This directory contains the lyrics data and the code for lyrical feature modeling from our paper that have been accepted to the 23rd International Society for Music Information Retrieval Conference (ISMIR 2022). Due to the privacy issues here we share only the partial implementation discussed in our paper.
To reuse this repo, install the requested libraries
pip install -r requirements.txt
In this directory, we have added the initial artist page names
that were liked by the LikeYouth (read more about this data here) participants on Facebook. Also, we have provided the best obtained LDA model file and the topic visualisation (.html) file.

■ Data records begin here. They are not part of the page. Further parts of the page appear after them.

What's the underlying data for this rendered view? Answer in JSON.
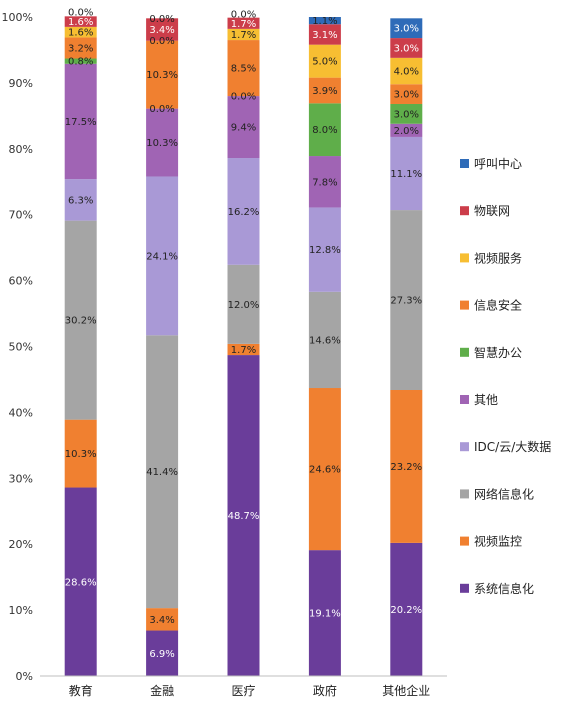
{
  "chart_data": {
    "type": "bar",
    "stacked": true,
    "categories": [
      "教育",
      "金融",
      "医疗",
      "政府",
      "其他企业"
    ],
    "ylim": [
      0,
      100
    ],
    "ytick_labels": [
      "0%",
      "10%",
      "20%",
      "30%",
      "40%",
      "50%",
      "60%",
      "70%",
      "80%",
      "90%",
      "100%"
    ],
    "grid": false,
    "legend_position": "right",
    "series": [
      {
        "name": "系统信息化",
        "color": "#6a3d9a",
        "values": [
          28.6,
          6.9,
          48.7,
          19.1,
          20.2
        ],
        "labels": [
          "28.6%",
          "6.9%",
          "48.7%",
          "19.1%",
          "20.2%"
        ]
      },
      {
        "name": "视频监控",
        "color": "#f08030",
        "values": [
          10.3,
          3.4,
          1.7,
          24.6,
          23.2
        ],
        "labels": [
          "10.3%",
          "3.4%",
          "1.7%",
          "24.6%",
          "23.2%"
        ]
      },
      {
        "name": "网络信息化",
        "color": "#a5a5a5",
        "values": [
          30.2,
          41.4,
          12.0,
          14.6,
          27.3
        ],
        "labels": [
          "30.2%",
          "41.4%",
          "12.0%",
          "14.6%",
          "27.3%"
        ]
      },
      {
        "name": "IDC/云/大数据",
        "color": "#a999d6",
        "values": [
          6.3,
          24.1,
          16.2,
          12.8,
          11.1
        ],
        "labels": [
          "6.3%",
          "24.1%",
          "16.2%",
          "12.8%",
          "11.1%"
        ]
      },
      {
        "name": "其他",
        "color": "#a064b4",
        "values": [
          17.5,
          10.3,
          9.4,
          7.8,
          2.0
        ],
        "labels": [
          "17.5%",
          "10.3%",
          "9.4%",
          "7.8%",
          "2.0%"
        ]
      },
      {
        "name": "智慧办公",
        "color": "#5fae4a",
        "values": [
          0.8,
          0.0,
          0.0,
          8.0,
          3.0
        ],
        "labels": [
          "0.8%",
          "0.0%",
          "0.0%",
          "8.0%",
          "3.0%"
        ]
      },
      {
        "name": "信息安全",
        "color": "#f08030",
        "values": [
          3.2,
          10.3,
          8.5,
          3.9,
          3.0
        ],
        "labels": [
          "3.2%",
          "10.3%",
          "8.5%",
          "3.9%",
          "3.0%"
        ]
      },
      {
        "name": "视频服务",
        "color": "#f7be32",
        "values": [
          1.6,
          0.0,
          1.7,
          5.0,
          4.0
        ],
        "labels": [
          "1.6%",
          "0.0%",
          "1.7%",
          "5.0%",
          "4.0%"
        ]
      },
      {
        "name": "物联网",
        "color": "#cc3d4a",
        "values": [
          1.6,
          3.4,
          1.7,
          3.1,
          3.0
        ],
        "labels": [
          "1.6%",
          "3.4%",
          "1.7%",
          "3.1%",
          "3.0%"
        ]
      },
      {
        "name": "呼叫中心",
        "color": "#2e6bb8",
        "values": [
          0.0,
          0.0,
          0.0,
          1.1,
          3.0
        ],
        "labels": [
          "0.0%",
          "0.0%",
          "0.0%",
          "1.1%",
          "3.0%"
        ]
      }
    ]
  }
}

To get access to artists' lyrics and the lyrics' content features, please download the data as a zip file
from the Lyrics_annotated_data hosted in the OSF directory. When cloning/downloading the repo, add the .csv files
into this directory to re-run the experiments we described. When using the initial artist_lyrics_initial_dt.csv
and re-running the scripts we have provided here, you should be able to reproduce the artist_lyrics_annot_vader_nrc_moralStrength_lda_final_dt.csv
we shared here.
The notebooks
directory contains the Jupyter scripts for obtaining lyrics features:
sentiment analysis with VADER, emotion associations with
NRC lexicon, moral scores with MoralStrength) lexicon and lyrics topics using LDA topic modeling.
Whereas, the py_scripts
folder contains the python code for lyrics scraping using Genius API cleaning and preprocessing and language detection using spaCy.